As far as I am concerned, there really isn't any way around this problem, John Wesley notwithstanding, unless you take the approach that process theologians have taken, which is to understand that God has both a primordial and a consequent nature. There is a lot of muddled theology out there that equates perfection with being unchanged and unaffected. Rowan Williams exemplifies this, unfortunately.

And God hardly needs to have lived on earth as a human being in order to know what suffering is. That severely limits God's knowledge, first of all, and secondly it only means that God has a personal experience of suffering so that God can somehow relate to other instances of suffering that God did not experience. But I would argue that God's understanding of suffering (and joys) is perfect and it encompasses not just suffering (and joy) in the abstract, but full and perfect knowledge of every instance of suffering that has ever taken place. However, since actions in the universe are the product of free will and are contingent, then God's understanding and sympathy with our suffering is also contingent on the specific acts that take place. That requires that God, at least in some aspects, changes over time, by encompassing and perfectly sympathizing with every feeling that occurs.

Anonymous said...

I think there are two distinct, though related, issues here. What Williams is speaking to is not so much the question of whether God changes, but whether God needed to create in order to "fulfill" himself. The orthodox view has always, as far as I know, been that creation is, strictly speaking, "unnecessary" or purely gratuitous, coming to be only out of God's pure beneficence. To assert otherwise is to suggest that creation is not something that springs from God's love, but from a certain lack in God.

Dwight P. said...

I am often inclined to give up theology: The enterprise SO depends on clarity of expression, correct reference to background, a million hermeneutical traps, and all the rest: What does change mean? Just how far can we analogize what we mean to say about God to human experience? Oh, lawsy, it's just too complicated. (And with all respect, Eric, I get about 10% of your quote; I am a simple man with a mind ill-suited to philosophical grandiloquence. "Procession" language is something I still need to get my head around; maybe that's the problem?)

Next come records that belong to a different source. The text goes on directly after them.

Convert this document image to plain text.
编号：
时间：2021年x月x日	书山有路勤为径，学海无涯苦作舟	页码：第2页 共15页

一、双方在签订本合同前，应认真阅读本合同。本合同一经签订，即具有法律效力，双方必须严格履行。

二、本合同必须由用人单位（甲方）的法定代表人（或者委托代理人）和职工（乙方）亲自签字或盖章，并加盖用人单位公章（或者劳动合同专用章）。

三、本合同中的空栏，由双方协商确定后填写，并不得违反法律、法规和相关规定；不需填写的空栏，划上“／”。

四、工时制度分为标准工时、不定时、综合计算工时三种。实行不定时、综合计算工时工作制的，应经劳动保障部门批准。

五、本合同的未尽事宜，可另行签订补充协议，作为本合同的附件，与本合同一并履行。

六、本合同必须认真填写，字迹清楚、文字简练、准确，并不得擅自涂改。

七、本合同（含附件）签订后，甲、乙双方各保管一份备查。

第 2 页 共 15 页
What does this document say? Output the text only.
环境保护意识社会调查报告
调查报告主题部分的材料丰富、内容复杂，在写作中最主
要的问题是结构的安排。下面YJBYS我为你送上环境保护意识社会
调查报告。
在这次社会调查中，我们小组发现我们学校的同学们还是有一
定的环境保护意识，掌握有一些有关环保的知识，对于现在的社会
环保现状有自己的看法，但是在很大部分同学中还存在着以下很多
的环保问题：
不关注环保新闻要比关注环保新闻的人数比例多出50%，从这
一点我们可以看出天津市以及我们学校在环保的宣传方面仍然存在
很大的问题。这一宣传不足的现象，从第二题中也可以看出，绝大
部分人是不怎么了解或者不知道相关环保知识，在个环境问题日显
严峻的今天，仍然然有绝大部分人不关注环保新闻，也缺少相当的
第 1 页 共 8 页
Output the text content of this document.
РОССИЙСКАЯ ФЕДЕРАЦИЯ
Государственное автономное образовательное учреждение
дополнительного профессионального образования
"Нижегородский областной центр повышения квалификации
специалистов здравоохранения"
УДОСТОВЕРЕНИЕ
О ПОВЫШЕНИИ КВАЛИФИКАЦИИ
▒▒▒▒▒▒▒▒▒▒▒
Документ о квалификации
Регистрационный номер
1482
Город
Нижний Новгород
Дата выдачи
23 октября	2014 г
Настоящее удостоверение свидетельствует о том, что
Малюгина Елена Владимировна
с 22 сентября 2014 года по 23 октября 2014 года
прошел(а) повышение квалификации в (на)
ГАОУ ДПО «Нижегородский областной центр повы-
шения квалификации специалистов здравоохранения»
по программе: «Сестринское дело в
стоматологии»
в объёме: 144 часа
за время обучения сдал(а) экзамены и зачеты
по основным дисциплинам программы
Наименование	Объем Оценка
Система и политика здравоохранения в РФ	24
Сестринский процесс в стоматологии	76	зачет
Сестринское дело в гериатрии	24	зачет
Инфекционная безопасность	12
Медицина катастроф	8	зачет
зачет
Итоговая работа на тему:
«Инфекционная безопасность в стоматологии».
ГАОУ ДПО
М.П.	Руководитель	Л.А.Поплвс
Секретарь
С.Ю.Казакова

I readily affirm that the Creation is utterly and absolutely unnecessary to God as He was, is, and ever shall be. It was a gracious act that seems, in retrospect and perhaps paradoxically, to be an utterly logical outpouring of his love. There is no sense in which God "needed" to create or that creation constitutes a fourth person in the Trinity. But if ex nihilo means anything -- pretty broad statement, I know -- does it not point to a new reality, to which God has opened himself? And doesn't that require that we recognize some wort of change? Whereas the Divine Three had been chanting and dancing around each other with their eyes on each other and their hands in each others' arms, don't they now chant and dance and talk in the same love, but now sometimes referring to those problematic earth-bound humans that they've worked so hard to keep with them?

Eric, here I follow your line: It may be in the immanent Trinity that the change occurs. That the (worrisomely phrased) "eternal character" of God -- i.e., his identity within himself, the beings of the hypostases -- has not changed I don't deny. And I'll support the gap between economic and immanent, I guess (but not as a final statement, given Rahner's talk -- which is also way over my pay grade).

Camassia clarifies what I mean -- as she is so good at doing. (And it was good to see her recently again!) And she gives the Archbishop the benefit of the doubt in his phrasing. (I think the problem for me is that he doesn't make the necessary distinctions in offering up such a summary thesis statement. Context helps, but it's a devotional talk and therefore it requires a little more clarity.

I think with Mystical Seeker, what I mind is injecting this metaphysical stuff into a context that doesn't require it.